Norway's Telenor ASA, which runs one of Myanmar's main wireless carriers, said the communications ministry cited "circulation of fake news, stability of the nation and interest of the public" in ordering operators to temporarily shut down networks.
Telenor said it had to comply with local laws. "We deeply regret the impact the shutdown has on the people in Myanmar."
It's a familiar move by Myanmar's government, which carried out one of the world's longest internet shutdowns in Rakhine and Chin states, about 260 kilometres west of the capital Naypyitaw and 360 km northwest of the city respectively, aimed at disrupting operations of an armed ethnic group. The cutoff began in June 2019 and was only lifted on Feb. 3.
Another long-running internet shutdown is in Ethiopia's Tigray region, which has been choked off since fighting started in early November — the latest in a series of outages with no sign of service returning anytime soon. That's made it challenging to know how many civilians have been killed, to what extent fighting continues, or whether people are starting to die of starvation, as some have warned.
In Uganda, restrictions on social media sites including Twitter, Facebook and YouTube took effect ahead of a Jan. 14 presidential election, along with a total internet blackout on the eve of polling. Authorities said it was to prevent opposition supporters from organizing potentially dangerous street protests.
The social media curbs were lifted Wednesday, except for Facebook. Longtime leader Yoweri Museveni, who was facing his biggest challenge to power yet from popular singer-turned-lawmaker Bobi Wine, had been angered by the social network's removal before the vote of what it said were fake accounts linked to his party.
Risk of normalizing shutdowns
In Belarus, the internet went down for 61 hours after the Aug. 9 presidential election, marking Europe's first internet blackout. Service was cut after election results handed victory to authoritarian President Alexander Lukashenko, but the vote was widely seen as rigged and sparked enormous protests.
Access remained unstable for months, particularly around weekend protests, when mobile internet service repeatedly went down.
The risk is that regular shutdowns become normalized, said Toker.
"You get a kind of Pavlovian response where both the public in the country and the wider international community will become desensitized to these shutdowns." It's the "greatest risk to our collective freedom in the digital age."
Internet shutdowns are also common in democratic India, where Prime Minister Narendra Modi's government has increasingly used them to target his political opposition. His Hindu nationalist government has ordered hundreds of regional shutdowns, according to a tracking site.
Most have been in disputed Kashmir, which endured an 18-month blockade of high-speed mobile service that ended last week. But they've also been deployed elsewhere for anti-government demonstrations, including massive farmers' protests that have rattled Modi's administration.

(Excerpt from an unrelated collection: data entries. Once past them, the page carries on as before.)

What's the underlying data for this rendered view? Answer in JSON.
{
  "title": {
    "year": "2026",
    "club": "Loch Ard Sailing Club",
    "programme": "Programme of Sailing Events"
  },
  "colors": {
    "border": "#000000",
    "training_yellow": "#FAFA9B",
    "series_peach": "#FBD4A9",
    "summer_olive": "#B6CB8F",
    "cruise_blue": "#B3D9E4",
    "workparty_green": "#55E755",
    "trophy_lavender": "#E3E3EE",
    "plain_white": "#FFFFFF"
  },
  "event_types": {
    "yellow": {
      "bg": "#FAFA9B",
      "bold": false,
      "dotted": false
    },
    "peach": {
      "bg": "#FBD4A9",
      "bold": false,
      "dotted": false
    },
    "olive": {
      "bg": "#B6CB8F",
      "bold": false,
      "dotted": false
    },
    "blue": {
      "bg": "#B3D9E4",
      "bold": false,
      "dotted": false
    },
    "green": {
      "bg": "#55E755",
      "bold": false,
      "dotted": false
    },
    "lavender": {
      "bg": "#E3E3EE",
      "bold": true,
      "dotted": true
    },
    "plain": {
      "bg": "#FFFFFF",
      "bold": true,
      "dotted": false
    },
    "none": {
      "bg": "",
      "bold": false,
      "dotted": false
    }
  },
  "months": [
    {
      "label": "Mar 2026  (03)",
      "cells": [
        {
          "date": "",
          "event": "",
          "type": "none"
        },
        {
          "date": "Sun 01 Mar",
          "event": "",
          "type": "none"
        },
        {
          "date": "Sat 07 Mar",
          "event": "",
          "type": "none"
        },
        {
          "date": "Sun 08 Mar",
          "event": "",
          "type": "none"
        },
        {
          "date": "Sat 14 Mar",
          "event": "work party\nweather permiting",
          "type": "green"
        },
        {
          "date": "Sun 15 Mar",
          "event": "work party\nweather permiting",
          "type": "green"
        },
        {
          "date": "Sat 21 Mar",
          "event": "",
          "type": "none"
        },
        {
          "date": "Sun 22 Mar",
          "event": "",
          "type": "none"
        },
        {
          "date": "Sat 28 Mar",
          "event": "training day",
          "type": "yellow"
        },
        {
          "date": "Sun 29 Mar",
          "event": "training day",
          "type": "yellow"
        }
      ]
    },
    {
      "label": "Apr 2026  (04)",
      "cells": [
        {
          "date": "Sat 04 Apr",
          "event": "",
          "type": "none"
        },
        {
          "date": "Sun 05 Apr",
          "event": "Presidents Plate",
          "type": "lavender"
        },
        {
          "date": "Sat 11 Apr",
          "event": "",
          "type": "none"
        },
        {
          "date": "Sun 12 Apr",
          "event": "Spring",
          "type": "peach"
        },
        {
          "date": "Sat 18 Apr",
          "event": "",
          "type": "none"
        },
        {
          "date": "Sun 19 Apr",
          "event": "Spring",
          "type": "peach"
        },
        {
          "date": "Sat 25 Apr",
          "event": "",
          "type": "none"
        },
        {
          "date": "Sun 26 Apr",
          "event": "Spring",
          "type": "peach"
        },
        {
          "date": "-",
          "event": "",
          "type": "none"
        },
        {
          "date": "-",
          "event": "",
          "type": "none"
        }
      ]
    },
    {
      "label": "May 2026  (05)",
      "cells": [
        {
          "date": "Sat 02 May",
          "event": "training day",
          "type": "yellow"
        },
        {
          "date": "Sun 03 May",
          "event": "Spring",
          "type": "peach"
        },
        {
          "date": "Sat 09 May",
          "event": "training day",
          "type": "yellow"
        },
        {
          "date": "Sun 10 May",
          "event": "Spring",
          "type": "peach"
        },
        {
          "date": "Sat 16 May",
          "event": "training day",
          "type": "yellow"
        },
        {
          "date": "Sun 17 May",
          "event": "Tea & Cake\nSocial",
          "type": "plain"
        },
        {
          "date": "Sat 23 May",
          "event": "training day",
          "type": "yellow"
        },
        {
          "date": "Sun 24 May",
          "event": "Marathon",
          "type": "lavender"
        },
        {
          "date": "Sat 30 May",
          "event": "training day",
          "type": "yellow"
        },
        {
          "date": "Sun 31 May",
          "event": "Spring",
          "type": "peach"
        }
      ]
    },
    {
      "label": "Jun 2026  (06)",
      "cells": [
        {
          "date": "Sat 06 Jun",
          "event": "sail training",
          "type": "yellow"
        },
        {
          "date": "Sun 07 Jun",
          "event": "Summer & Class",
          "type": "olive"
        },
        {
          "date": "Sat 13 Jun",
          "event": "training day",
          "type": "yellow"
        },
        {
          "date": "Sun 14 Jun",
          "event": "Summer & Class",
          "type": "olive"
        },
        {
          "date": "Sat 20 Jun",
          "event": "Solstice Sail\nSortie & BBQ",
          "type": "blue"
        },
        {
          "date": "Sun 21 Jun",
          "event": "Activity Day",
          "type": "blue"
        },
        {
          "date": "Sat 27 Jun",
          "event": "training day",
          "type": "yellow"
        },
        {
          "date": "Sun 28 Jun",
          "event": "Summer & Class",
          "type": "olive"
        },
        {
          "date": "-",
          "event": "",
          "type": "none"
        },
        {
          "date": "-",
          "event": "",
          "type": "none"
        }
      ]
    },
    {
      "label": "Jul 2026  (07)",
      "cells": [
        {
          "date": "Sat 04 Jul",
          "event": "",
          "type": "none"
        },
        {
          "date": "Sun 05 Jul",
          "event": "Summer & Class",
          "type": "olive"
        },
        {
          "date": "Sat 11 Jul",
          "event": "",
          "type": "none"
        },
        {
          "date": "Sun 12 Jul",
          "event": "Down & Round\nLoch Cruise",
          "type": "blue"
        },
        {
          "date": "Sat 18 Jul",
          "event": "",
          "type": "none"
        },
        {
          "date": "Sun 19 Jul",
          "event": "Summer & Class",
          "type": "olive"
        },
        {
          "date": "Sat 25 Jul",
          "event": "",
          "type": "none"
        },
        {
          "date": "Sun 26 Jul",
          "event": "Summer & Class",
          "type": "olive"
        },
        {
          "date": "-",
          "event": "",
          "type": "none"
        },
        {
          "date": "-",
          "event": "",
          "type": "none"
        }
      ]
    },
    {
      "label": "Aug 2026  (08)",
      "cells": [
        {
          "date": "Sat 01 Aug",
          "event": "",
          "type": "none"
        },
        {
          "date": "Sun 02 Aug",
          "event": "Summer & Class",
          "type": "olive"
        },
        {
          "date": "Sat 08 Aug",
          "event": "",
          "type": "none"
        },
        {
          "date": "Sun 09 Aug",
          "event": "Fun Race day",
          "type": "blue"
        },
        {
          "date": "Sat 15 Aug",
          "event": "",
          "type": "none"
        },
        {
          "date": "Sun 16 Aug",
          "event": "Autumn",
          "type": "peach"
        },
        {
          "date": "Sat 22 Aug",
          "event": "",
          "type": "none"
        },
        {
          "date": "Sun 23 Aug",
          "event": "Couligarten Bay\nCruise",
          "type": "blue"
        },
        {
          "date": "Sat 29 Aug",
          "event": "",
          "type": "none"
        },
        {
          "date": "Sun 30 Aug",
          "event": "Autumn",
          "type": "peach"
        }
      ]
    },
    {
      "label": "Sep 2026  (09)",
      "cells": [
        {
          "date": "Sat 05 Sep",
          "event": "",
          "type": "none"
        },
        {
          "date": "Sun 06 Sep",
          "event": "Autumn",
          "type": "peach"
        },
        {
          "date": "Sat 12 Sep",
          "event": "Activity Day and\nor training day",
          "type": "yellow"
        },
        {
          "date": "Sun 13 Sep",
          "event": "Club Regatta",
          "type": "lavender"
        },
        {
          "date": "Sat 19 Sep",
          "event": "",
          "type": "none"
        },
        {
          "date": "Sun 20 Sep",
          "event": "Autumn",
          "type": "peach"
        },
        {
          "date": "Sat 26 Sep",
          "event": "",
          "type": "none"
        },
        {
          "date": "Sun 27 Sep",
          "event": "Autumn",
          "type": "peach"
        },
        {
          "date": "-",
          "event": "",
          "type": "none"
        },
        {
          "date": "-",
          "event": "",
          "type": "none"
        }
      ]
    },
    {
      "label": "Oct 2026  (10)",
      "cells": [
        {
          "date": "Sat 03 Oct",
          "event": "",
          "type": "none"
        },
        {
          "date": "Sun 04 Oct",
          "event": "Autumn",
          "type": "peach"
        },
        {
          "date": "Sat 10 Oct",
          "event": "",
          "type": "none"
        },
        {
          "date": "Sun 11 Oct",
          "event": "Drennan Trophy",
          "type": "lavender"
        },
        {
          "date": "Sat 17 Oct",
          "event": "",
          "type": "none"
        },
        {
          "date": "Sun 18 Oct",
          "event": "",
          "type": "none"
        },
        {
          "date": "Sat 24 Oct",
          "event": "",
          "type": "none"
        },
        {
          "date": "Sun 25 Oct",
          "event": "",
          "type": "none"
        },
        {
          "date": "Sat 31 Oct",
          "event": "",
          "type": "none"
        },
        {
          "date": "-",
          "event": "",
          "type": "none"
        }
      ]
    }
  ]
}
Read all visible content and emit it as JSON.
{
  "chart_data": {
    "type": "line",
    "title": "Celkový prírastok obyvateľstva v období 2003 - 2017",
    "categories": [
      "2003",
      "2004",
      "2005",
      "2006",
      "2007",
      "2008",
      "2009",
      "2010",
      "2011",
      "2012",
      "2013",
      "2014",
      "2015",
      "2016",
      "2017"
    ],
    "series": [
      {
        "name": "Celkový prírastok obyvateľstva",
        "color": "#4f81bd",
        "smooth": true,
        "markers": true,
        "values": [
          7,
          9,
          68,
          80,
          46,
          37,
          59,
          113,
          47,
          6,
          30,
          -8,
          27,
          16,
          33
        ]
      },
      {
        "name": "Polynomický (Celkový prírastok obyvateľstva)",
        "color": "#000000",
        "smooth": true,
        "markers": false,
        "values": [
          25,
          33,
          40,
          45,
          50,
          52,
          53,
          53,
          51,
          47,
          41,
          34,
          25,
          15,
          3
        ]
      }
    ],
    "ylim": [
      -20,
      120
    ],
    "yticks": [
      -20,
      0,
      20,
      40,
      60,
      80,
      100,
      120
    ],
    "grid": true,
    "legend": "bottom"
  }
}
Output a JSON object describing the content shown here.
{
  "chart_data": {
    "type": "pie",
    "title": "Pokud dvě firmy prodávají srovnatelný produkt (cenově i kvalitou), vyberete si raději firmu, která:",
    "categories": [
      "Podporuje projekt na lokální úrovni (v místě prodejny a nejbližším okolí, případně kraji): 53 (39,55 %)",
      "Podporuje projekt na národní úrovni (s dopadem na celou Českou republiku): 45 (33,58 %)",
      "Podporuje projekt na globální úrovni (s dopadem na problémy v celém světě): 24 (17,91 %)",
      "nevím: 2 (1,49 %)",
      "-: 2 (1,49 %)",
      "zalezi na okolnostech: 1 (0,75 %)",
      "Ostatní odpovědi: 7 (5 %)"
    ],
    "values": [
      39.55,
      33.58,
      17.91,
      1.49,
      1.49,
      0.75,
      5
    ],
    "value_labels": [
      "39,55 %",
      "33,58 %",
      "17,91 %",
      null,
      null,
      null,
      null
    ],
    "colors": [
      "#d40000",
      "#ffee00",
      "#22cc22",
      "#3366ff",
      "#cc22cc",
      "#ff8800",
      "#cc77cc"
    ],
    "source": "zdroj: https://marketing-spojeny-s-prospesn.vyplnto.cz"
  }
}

Darrell West, a vice-president of governance studies at the Washington-based Brookings Institution who has studied internet shutdowns, said: "It used to be authoritarian governments who did this, but we are seeing the practice become more common in democracies such as India.
"The risk is that once one democracy does it, others will be tempted to do the same thing. It may start at the local level to deal with unrest, but then spread more broadly."